A UK study has linked the inhaling of legal 'poppers' or alkyl nitrites to the risk of maculopathy and ophthalmologists hope the report will discourage their use.
The study by ophthalmol-ogists across England and Wales and published in Eye, was described as the first of its kind in the UK to make the link between the sniffing of alkyl nitrites with sight impairment.
Lead author Dr Andrew Davies, working with colleagues at Royal Bolton Hospital, began researching the link when a patient admitted to taking the drug.

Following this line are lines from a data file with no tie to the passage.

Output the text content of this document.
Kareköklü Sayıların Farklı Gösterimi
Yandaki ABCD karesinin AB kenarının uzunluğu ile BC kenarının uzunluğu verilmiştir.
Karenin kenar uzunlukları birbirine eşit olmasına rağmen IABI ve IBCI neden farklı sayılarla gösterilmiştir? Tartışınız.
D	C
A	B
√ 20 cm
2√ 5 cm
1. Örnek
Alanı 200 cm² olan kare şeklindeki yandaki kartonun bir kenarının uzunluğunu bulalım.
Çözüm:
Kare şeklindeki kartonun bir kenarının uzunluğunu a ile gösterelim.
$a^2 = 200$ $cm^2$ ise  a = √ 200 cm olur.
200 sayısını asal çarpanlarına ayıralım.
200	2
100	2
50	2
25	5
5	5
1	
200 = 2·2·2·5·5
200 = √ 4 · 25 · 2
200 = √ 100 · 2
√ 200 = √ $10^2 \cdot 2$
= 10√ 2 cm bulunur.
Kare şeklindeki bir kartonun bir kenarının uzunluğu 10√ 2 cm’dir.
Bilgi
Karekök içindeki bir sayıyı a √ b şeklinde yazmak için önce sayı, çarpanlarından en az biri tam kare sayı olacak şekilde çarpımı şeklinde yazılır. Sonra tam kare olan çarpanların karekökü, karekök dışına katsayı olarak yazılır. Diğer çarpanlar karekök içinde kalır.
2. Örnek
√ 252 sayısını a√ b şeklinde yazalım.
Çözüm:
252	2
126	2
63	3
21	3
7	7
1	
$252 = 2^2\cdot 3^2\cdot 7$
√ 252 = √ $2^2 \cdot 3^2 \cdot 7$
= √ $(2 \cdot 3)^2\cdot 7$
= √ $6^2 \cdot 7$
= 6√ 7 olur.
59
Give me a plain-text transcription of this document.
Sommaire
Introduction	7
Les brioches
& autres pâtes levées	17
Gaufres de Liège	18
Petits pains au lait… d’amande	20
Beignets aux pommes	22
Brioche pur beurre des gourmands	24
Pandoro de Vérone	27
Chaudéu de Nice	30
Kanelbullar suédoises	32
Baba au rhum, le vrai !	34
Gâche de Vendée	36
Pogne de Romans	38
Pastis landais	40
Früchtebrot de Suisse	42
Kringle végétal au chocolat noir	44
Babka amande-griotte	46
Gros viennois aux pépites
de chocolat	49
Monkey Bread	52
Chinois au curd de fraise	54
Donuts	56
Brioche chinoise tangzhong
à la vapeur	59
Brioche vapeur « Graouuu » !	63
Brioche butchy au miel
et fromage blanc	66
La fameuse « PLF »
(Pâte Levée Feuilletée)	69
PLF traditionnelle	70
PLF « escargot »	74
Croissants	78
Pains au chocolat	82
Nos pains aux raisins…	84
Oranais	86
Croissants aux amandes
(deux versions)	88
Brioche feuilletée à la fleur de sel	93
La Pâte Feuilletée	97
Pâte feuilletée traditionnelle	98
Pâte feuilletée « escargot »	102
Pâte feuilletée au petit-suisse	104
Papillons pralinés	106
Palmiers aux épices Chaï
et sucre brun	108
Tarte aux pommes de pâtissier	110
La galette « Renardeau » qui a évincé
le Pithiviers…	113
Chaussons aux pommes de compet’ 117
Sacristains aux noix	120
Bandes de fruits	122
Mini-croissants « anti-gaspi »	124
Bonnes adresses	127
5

Sale for human consumption is illegal in the UK but it is legal to sell them as deoderisers.
Dr Davies said: 'There is a large number of people who use poppers, both in the UK and across the world and we suspect that the number of people with this problem is under-reported.'
Some users have permanent sight loss from only one dose and others have found their sight returns to normal on stopping use.
The main ingredient in poppers was changed from isobutyl nitrite to isopropyl nitrite and this is thought to be the reason they have begun to affect eyesight.
? French doctors also reported (Reuters October 13) that the vapours of poppers could seriously damage the light-sensing cells lining the retina.
In a report in the New England Journal of Medicine they examined four users who lost part of their vision after taking the drug and said more cases were found. Dr Michel Pacques of Quinze-Vingts Hospital in Paris said they believed they had enough evidence to inform the public about the ocular toxicity of poppers and added that the toxicity was believed to be related to the molecule itself and not a manufacturing problem.